Readers who rock and bi-polar editors

Yes, as if you didn’t already know it, you’re a great bunch. Emails and comments, all advising and supporting me in my dilemma, have made the past few days a real joy. Perhaps it’s the isolation of writing for a living that makes such (relatively) small problems loom so large, but you certainly helped me restore my perspective. I’m taking three routes through the problem:

1 – writing to the accounts department of the publication with a registered letter so they can’t say they didn’t get it, asking for them to pay me
2 – asking their major funder what they think I should do. I suspect the funder will be very surprised to discover this has happened
3 – preparing my case for a Money Claim Online, which is the updated version of going to the Small Claims Court (it costs £30, which would make a hole in my fee, but it’s better than getting nothing) and is the last resort in cases like this.

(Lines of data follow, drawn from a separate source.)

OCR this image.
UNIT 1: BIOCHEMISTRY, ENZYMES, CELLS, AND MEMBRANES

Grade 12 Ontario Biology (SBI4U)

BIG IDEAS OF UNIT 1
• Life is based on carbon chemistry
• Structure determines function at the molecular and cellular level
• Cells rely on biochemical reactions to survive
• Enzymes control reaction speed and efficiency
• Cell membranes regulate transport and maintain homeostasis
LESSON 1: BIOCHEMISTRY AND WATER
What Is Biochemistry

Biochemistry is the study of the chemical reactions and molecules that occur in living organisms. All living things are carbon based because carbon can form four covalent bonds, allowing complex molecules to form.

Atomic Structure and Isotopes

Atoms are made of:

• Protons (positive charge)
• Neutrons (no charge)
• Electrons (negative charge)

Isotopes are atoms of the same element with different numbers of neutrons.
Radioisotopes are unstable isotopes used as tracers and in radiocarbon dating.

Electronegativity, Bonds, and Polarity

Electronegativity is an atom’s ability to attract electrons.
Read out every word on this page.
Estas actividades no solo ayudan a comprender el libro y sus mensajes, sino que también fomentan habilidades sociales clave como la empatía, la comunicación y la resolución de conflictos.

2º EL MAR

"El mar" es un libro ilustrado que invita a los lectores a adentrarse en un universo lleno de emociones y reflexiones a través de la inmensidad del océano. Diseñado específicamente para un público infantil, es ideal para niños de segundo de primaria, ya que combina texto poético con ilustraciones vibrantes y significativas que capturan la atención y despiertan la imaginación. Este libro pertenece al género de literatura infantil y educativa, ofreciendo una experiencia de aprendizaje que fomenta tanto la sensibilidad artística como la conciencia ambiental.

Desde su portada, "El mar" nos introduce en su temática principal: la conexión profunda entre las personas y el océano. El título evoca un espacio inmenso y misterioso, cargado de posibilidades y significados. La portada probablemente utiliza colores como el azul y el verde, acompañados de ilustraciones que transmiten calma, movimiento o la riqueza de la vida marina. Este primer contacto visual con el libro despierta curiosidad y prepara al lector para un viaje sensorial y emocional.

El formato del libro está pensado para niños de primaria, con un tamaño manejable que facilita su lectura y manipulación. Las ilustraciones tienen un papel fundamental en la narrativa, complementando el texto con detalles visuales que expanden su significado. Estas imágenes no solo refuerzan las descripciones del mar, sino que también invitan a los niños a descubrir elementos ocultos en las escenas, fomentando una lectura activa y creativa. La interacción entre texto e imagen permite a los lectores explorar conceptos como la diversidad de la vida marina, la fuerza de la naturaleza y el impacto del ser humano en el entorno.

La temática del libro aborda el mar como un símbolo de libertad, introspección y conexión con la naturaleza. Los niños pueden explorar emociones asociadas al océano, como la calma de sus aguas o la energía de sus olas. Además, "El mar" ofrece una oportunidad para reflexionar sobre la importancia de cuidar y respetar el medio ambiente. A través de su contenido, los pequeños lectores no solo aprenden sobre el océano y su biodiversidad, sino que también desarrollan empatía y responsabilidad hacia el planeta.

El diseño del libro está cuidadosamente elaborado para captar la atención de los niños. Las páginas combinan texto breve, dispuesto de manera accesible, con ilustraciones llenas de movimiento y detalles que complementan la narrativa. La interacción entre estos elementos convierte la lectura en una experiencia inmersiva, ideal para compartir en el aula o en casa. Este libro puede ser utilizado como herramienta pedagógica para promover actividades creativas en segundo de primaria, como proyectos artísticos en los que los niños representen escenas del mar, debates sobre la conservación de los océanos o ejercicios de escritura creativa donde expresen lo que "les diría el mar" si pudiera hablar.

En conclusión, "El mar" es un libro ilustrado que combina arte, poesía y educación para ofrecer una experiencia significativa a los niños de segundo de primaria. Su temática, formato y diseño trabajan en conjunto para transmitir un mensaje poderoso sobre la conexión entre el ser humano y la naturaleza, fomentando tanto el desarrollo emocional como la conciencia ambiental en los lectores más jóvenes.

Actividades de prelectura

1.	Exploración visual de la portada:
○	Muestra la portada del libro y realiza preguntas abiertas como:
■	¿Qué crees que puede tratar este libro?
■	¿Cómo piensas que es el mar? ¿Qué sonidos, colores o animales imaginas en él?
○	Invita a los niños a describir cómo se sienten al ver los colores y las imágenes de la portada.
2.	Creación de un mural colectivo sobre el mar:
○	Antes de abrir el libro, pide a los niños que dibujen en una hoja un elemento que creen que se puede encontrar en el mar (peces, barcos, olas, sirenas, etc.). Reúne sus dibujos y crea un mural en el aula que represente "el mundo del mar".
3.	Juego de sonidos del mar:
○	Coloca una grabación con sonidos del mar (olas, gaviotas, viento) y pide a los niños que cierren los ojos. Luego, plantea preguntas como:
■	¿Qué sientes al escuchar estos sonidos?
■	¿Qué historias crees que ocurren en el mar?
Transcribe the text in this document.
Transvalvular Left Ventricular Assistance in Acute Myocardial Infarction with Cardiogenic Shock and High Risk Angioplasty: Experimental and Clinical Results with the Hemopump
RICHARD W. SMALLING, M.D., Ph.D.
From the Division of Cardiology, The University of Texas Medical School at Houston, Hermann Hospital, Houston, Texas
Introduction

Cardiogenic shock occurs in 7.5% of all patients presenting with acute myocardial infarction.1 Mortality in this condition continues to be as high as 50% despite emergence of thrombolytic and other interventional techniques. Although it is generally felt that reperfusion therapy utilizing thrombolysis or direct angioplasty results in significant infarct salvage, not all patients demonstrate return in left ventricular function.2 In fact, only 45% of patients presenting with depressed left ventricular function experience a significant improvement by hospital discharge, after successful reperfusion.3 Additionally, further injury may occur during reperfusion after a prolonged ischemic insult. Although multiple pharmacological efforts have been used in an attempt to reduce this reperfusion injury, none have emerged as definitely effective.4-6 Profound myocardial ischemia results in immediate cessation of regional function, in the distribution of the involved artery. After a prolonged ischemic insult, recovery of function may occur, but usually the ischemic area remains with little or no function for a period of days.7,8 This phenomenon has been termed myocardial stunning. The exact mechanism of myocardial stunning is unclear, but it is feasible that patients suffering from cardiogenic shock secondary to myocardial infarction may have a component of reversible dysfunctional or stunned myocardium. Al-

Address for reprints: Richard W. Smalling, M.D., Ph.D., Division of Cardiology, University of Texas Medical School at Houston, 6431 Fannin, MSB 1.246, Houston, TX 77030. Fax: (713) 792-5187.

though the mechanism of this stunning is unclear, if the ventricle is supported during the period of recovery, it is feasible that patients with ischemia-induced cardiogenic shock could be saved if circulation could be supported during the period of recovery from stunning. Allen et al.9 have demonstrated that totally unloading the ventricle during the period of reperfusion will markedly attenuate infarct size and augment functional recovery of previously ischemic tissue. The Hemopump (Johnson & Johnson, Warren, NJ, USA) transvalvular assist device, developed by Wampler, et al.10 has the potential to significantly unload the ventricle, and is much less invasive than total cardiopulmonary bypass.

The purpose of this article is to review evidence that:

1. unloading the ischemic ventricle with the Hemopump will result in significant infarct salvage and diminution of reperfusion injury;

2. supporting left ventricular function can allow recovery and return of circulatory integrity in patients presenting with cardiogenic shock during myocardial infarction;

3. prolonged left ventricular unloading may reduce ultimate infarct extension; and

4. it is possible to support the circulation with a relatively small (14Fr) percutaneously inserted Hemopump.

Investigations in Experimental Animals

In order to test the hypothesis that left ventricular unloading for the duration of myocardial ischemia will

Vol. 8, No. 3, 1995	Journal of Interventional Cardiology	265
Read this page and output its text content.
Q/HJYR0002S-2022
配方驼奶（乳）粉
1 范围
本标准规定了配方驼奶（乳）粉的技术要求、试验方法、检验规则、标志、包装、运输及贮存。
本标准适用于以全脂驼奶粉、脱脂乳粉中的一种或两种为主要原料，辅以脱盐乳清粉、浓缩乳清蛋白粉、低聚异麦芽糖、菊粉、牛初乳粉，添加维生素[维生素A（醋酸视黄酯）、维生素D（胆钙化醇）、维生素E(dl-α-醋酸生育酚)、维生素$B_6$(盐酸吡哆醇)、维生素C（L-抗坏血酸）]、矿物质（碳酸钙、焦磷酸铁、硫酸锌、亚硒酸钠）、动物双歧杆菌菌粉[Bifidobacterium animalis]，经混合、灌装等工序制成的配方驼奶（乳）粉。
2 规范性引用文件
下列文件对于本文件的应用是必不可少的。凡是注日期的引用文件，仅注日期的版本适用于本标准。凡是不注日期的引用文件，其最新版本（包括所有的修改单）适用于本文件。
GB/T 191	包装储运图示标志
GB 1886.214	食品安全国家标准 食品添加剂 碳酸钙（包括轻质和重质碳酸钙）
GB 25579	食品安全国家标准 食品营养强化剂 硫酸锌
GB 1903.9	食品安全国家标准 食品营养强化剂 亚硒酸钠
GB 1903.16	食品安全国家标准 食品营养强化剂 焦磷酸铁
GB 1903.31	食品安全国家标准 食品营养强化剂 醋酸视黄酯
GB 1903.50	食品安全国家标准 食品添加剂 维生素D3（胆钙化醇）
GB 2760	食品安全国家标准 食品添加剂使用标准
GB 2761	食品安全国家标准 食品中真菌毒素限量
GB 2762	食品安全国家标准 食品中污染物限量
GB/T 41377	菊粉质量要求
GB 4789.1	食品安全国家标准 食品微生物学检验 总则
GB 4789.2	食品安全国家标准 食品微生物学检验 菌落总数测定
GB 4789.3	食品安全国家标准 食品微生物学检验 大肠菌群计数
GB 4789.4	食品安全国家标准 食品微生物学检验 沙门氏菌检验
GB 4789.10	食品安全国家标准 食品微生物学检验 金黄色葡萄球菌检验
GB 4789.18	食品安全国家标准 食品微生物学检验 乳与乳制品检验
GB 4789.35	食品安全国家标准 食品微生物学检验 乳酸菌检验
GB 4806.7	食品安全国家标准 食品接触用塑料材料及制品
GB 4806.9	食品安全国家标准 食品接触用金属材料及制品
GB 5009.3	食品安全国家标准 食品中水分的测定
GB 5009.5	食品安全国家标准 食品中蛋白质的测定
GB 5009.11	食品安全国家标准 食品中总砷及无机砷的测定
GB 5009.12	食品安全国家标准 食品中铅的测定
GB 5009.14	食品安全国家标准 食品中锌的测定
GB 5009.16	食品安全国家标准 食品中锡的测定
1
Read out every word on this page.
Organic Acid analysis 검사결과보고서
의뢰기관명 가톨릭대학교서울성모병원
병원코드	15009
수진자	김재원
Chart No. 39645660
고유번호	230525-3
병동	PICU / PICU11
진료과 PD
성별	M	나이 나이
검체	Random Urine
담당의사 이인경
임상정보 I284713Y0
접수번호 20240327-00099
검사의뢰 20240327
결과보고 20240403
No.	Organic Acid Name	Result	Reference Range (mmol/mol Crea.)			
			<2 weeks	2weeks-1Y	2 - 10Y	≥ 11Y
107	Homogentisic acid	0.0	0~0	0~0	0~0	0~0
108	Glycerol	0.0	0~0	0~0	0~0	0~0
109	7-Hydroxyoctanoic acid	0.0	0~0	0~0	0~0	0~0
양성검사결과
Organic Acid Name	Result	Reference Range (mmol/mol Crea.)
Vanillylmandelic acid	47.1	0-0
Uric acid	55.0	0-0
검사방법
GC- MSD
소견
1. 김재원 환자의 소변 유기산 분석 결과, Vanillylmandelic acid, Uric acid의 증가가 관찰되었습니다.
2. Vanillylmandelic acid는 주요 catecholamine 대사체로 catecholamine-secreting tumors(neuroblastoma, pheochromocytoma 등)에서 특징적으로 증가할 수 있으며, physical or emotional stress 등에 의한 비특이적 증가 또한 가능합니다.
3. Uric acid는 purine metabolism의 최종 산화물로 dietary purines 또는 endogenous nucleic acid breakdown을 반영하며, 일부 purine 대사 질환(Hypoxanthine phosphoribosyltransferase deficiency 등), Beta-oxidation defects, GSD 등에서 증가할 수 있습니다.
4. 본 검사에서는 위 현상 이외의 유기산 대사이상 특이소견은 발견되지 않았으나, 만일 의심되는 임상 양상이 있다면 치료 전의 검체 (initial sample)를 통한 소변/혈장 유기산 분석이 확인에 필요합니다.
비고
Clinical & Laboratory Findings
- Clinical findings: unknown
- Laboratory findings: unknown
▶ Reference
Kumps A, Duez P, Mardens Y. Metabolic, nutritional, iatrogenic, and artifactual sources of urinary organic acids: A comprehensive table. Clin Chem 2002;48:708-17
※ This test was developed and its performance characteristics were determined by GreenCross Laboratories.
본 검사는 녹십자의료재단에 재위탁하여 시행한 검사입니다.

And once all that is done, I shall contact Writer’s Weekly with my experience so that the information can be shared with all the writers who subscribe – if you don’t get their newsletter, it’s really worth it, just for the whispers and warnings, of which my sad story is just one.

Now, bi-polar editors – one email asked if I’d ever had this experience ‘when you see a submission call and you send something and the editor asks for revisions and you got on really well, first name terms and all that, and then a few weeks later when you send the revisions, it’s back to Mr. X and the cold shoulder and you wonder what you did wrong …’

I have had it, and I fear I’ve probably done it myself, and the explanation is very simple. At the beginning of a submission call, you get two types of submission trickling in:
1. excellent subs that just happen to be lying around when the writer reads your call and that match your needs more or less exactly
2. rubbish, written in green ink on graph paper.

Because there is only a trickle at this point, editors can engage with the writers in the first group and have the luxury of time to build relationships.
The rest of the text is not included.